|Home->NZ Journal->February 27, 2002 - On To The End Of The Road--and then some||Previous | Next|
I've gone to the end of the road, S.H.1, that is, and then on to Stewart Island.
I decided that if the weather was going to be lousy for the next few days, it would be better to be someplace nicer. So I went over to the Invercargill Info Centre and found a place to stay on Stewart Island. It is easier said than done. The woman at the info centre made at least 6 or 7 calls, slowly increasing in price, after she first called the Stewart Island info centre to get the fairly short list of those they thought to have availability. I ended up at the Stewart Island Retreat on Horseshoe Bay. A nice location to look at, but a little far out of town.
Once we made the reservations for the B&B and the ferry, I started off towards Bluff, where the road ends and the ferry leaves from. But first, I stopped to find out about airfares.

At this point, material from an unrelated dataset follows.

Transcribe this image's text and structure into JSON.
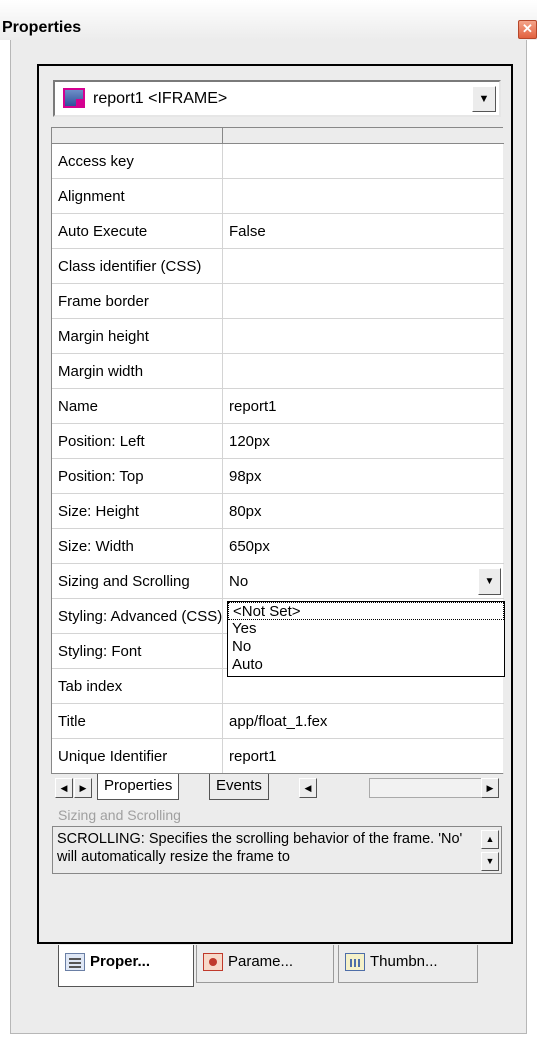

It turns out that the one-way fare to Auckland is NZ$545 not including a charge for the bike and trailer. Slightly more than the $389 is saw advertised. So I decided to stop at the bus station to find out the fare to Christchurch, where airfares are much lower. The bus company has stopped taking bikes on the bus from Invercargill. This has, of course, come into effect since they stopped the passenger train service. Arghh! I'm going to try to call a couple of the smaller bus lines to see if they will take a bike. Maybe Invercargill is Hotel California.
Then I started towards Bluff, which is 30km beyond Invercargill. I was told the road was flat all the way. It was, except for the hills, small ones at least. It was an almost uneventful, but tiring ride, probably because I am a little tired from the last two days. The only event was when I was standing on the shoulder about a kilometer outside of Bluff, taking a picture of the harbor. This tractor trailer zooms by behind me, blasting his horn and leaving about six inches between us. I wasn't on a curve or anything and I wasn't exactly invisible with my florescent yellow jacket and bright yellow trailer bag. If I had been riding, I probably would have gone off the road. It would have been terribly ironic (or is that moronic) to have been run over by a truck a kilometer from the end of a 1000 km ride.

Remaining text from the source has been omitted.